According to ability
The master entrusts the talents
In the parable of the talents, a master going on a journey entrusts his property to his servants — five talents to one, two to another, one to another, each according to his ability — and then leaves. He does not script their every move or call daily for updates. He gives them real assets and real freedom, and goes away. The trust is genuine, and so is the risk.
This is delegation that gives responsibility, not just tasks. A task is a defined chore with no discretion; responsibility is a domain entrusted with real freedom to act. Many leaders delegate only tasks — do exactly this, exactly this way — and then wonder why their people never grow. The master gave talents and latitude, and two of the three rose to it. Trusting people with real responsibility, calibrated to their ability, is how they develop. It feels risky to hand over genuine ownership, but people rarely grow under a leader who only ever hands them instructions.
“Conduct business until I come.”
— The nobleman, entrusting his servants — Luke 19:13 (WEB)
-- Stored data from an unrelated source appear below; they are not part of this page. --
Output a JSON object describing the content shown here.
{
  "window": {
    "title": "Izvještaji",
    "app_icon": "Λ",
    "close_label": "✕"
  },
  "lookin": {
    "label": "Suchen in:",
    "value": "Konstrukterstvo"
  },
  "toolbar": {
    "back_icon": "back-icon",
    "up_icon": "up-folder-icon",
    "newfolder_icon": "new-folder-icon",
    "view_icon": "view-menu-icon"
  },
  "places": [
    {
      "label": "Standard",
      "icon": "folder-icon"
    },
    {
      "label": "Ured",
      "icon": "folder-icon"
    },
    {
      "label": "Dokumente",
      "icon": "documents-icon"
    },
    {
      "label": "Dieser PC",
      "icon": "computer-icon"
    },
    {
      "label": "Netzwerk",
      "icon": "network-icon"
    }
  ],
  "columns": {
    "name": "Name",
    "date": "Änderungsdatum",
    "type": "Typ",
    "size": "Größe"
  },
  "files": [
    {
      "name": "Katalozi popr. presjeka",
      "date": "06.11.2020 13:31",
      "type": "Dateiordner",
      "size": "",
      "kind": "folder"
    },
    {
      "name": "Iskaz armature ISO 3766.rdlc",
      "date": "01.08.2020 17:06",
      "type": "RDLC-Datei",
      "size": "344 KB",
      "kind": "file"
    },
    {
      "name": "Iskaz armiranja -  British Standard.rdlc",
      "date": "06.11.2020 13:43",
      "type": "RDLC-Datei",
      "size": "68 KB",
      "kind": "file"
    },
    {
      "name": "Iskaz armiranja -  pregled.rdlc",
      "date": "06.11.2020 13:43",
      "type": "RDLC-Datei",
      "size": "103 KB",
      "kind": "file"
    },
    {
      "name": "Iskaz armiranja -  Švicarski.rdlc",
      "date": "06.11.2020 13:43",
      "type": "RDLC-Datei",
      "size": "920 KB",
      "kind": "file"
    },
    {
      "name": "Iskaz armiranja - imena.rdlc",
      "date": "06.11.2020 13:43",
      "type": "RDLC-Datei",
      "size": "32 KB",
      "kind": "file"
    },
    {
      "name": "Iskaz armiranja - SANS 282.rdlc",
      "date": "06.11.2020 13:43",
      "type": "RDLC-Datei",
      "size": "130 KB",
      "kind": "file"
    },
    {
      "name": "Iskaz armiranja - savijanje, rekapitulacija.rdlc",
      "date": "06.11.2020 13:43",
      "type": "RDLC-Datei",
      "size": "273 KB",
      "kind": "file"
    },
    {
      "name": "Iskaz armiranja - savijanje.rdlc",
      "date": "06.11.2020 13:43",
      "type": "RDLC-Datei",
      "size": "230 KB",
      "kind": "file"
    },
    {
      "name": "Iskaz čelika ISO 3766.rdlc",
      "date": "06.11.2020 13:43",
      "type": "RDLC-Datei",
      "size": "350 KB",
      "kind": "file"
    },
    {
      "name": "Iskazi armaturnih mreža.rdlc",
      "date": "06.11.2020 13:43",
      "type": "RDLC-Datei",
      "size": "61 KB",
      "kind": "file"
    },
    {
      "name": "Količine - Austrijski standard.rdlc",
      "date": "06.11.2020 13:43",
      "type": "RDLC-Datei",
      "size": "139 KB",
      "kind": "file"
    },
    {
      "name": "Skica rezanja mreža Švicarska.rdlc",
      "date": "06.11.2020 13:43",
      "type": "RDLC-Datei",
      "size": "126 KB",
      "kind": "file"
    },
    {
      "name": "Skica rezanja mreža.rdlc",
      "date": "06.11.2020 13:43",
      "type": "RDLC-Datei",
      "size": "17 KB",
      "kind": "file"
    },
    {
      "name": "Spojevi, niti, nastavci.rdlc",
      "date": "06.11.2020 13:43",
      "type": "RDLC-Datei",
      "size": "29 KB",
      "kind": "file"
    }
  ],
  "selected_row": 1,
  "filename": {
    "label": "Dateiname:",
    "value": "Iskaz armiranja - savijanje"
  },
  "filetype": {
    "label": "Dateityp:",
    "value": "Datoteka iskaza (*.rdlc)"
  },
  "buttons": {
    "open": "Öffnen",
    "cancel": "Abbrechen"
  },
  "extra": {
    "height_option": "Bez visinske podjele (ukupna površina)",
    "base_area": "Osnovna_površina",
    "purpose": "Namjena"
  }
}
Delegation that develops people gives responsibility, not just tasks — a domain entrusted with real freedom to act, calibrated to their ability.
“To one he gave five talents, to another two, to another one, to each according to his own ability. Then he went on his journey.”
The master entrusted real assets and real freedom, then left. A leader formed here hands over genuine ownership despite the risk, rather than clutching control. The inner work is trusting people with discretion, not just chores.
Entrust people with responsibility and the freedom to exercise judgment, calibrated to their ability. Resist scripting their every move. Accept the risk of genuine ownership, because that is how people grow.
Controlling leaders delegate only tasks and keep all discretion, then blame people for not growing. The blind spot is mistaking task-assignment for real delegation.
Take one task you tightly control. This week, convert it into real responsibility for someone, with freedom to decide how.
A task is a defined chore with no discretion; responsibility is a domain entrusted with real freedom to act. Many leaders delegate only tasks and wonder why people never grow.
Are you handing people real responsibility, or only tasks — and is your need for control stunting them?